Geschichtsträchtiges Erbe: Hotel Wilmina, Berlin / Grüntuch Ernst Architekten BDA

In der Kantstraße, einer der belebtesten Straßen West-Berlins, weckten die Berliner Architekten Grüntuch Ernst einen besonderen Ort aus dem Dornröschenschlaf: ein ehemaliges Frauengefängnis, verborgen im Inneren des Häuserblocks. Auf Eigeninitiative transformierten sie einen ehemaligen Ort des Schreckens zu einem einladenden Ort der Geborgenheit.

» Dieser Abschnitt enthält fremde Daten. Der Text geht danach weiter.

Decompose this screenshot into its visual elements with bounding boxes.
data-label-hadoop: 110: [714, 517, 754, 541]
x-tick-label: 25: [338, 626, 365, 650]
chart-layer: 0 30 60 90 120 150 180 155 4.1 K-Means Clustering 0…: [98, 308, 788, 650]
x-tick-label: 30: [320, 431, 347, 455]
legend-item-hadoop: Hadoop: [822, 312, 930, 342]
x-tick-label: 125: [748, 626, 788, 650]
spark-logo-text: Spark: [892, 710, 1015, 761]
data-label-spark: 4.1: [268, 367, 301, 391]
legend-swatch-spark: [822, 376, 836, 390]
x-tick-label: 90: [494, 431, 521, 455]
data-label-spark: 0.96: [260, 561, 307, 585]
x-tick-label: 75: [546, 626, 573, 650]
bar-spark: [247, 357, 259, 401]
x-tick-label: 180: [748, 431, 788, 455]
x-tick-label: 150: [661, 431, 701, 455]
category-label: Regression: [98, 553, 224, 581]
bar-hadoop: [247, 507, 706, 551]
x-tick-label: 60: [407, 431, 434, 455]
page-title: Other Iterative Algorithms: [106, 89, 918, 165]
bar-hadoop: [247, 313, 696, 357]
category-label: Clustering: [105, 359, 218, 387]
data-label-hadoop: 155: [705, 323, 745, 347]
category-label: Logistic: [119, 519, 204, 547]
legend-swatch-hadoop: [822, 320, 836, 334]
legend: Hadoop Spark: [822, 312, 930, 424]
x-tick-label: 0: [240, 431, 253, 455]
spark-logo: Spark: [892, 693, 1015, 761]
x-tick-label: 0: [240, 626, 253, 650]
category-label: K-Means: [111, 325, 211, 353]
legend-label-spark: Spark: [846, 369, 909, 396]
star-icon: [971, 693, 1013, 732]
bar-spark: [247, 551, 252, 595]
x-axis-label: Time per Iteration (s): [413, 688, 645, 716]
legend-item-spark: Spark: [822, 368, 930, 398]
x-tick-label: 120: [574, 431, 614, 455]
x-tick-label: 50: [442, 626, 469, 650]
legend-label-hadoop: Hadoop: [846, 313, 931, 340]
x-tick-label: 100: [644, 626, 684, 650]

Das Strafgericht und das dazugehörige Gefängnis wurden 1896 als freistehende Gebäude von den Architekten Adolf Brückner und Eduard Fürstenau errichtet. Im Vorderhaus an der westlichen Kantstraße war das Schöffengericht untergebracht, im angegliederten Seitenflügel befanden sich die Tageszellen. Über einen Innenhof gelangte man zum Quergebäude mit Schleusenhof und dem Hinterhaus, in dem sich das Frauengefängnis befand. Hier waren während des zweiten Weltkriegs unter anderem Widerstandskämpferinnen der Roten Kapelle inhaftiert. Das Gebäude wurde bis 1985 als Gefängnis genutzt und stand seitdem leer. Bis 2010 befanden sich im Gerichtsgebäude Grundbuchamt und Archiv des Stadtbezirks Charlottenburg.

Das neue Ensemble Wilmina umfasst drei Bereiche: Das Hotel Wilmina, das Restaurant Lovis, und den „Amtsalon“: das in einen transdisziplinären Kunst- und Kulturraum verwandelte Gericht an der Kantstraße. Die Strukturen des denkmalgeschützte Bestands wurden durch Öffnungen, Aufbauten, Überlagerungen, Verschiebungen und Durchdringungen erweitert, verbunden und neu programmiert. Der neu entstandene Ort soll Austausch und gemeinschaftliches Miteinander auf angenehme Art und Weise ermöglichen.

Die Zellen wurden zu wohnlichen Hotelzimmern umgestaltet.

Die Zellen wurden zu wohnlichen Hotelzimmern umgestaltet.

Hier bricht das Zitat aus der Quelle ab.